What is the latest with the OpenBOM and how does it help procurement work with engineering information?
If you’re not familiar with OpenBOM, it’s a cloud-based application you use through your browser to work with bills of materials. There’s a lot of capabilities to use and manipulate the bill of materials as it goes into different functional departments: manufacturing, service and procurement.
Traditionally, the bill of materials comes from engineering and it comes in a certain form. It’s highly structured. It’s organized according to how the engineer designs the product, but not necessarily how it’s going to be manufactured, assembled, and procured. So that bill of materials needs to be transformed. Often, especially when you go to procurement, it’s flattened out.
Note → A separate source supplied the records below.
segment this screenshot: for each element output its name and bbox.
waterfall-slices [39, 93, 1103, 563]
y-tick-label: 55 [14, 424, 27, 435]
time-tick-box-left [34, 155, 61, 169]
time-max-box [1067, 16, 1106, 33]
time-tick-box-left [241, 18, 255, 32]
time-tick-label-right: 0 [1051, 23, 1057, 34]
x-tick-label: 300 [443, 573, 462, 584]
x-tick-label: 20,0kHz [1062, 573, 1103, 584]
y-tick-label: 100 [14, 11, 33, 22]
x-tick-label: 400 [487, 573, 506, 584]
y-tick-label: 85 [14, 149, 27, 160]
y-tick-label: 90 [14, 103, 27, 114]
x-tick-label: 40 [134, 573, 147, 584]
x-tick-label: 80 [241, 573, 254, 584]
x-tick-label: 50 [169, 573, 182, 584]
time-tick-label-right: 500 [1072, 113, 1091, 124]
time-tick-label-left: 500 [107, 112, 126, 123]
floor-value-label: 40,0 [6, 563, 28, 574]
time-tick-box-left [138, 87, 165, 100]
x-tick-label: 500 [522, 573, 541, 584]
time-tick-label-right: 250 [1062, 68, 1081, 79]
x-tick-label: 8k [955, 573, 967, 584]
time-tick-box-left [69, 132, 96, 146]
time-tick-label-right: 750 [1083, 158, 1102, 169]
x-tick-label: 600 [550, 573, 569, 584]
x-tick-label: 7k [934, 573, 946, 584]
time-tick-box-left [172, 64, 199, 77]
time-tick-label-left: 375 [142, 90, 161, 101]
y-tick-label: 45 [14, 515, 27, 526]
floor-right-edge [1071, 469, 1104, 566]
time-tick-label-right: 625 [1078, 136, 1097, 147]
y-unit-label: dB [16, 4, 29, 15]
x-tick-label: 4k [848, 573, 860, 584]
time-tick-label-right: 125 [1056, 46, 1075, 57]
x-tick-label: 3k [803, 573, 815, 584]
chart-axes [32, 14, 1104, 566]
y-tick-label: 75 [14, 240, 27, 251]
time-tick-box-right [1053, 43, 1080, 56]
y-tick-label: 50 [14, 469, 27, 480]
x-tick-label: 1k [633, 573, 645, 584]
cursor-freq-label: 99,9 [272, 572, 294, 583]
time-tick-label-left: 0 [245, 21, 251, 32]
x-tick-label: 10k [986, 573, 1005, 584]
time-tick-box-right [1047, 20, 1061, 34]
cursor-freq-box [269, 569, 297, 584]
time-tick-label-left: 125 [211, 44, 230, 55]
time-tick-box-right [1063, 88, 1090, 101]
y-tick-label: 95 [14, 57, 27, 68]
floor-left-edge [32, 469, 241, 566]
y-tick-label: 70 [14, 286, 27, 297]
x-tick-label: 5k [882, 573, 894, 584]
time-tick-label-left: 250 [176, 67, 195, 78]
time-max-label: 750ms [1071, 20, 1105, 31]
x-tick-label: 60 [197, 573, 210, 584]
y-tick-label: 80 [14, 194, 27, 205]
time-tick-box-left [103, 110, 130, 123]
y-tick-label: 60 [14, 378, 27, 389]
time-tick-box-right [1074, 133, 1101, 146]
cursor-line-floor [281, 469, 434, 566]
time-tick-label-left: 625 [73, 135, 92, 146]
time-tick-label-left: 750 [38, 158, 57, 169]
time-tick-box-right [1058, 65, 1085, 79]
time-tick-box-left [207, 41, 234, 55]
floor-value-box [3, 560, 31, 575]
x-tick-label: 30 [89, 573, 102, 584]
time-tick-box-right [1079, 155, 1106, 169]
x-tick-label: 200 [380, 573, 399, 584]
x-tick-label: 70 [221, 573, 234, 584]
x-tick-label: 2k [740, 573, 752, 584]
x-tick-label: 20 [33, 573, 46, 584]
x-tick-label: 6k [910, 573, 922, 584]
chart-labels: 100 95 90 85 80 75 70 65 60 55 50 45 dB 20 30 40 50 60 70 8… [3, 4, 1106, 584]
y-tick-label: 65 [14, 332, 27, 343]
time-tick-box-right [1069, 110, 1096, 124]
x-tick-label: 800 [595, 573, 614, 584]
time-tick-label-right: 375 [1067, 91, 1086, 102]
Basically, you have a whole bunch of parts that either you need to have manufactured, procured, or sourced. So you have this flat list, this is one transformation. Then it goes to manufacturing. In manufacturing, you often see that the bill of material is reorganized to represent the process of how it’s going to be manufactured. Not only how individual components or parts are going to be produced, but also how is it going to be assembled. What procedures and processes are going to be followed to actually make it?
And there’s a similar kind of effort in procurement. It’s not just, “Hey, we have a list of parts. Let’s go award them,” and that’s it. No, there’s a whole process around it. You have to generate a purchase order for each one after you’ve selected a supplier. Procurement must meet standards, execute it fast, make sure the items are delivered on time and kind of closing the loop.
This is a new area that OpenBOM has expanded its functionality. It will actually now generate those purchase orders as it has been sourced or awarded to different suppliers. This solution by OpenBOM is really interesting and fairly unique. I haven’t seen any other ones that try to address this issue of taking source engineering information and providing automation or a way to automate the sourcing process to different suppliers based on that engineering information. So I think this is where it can add a whole lot of value. It doesn’t replace your sourcing solutions in my opinion, but it is a niche tool that can help speed up the process and close the loop.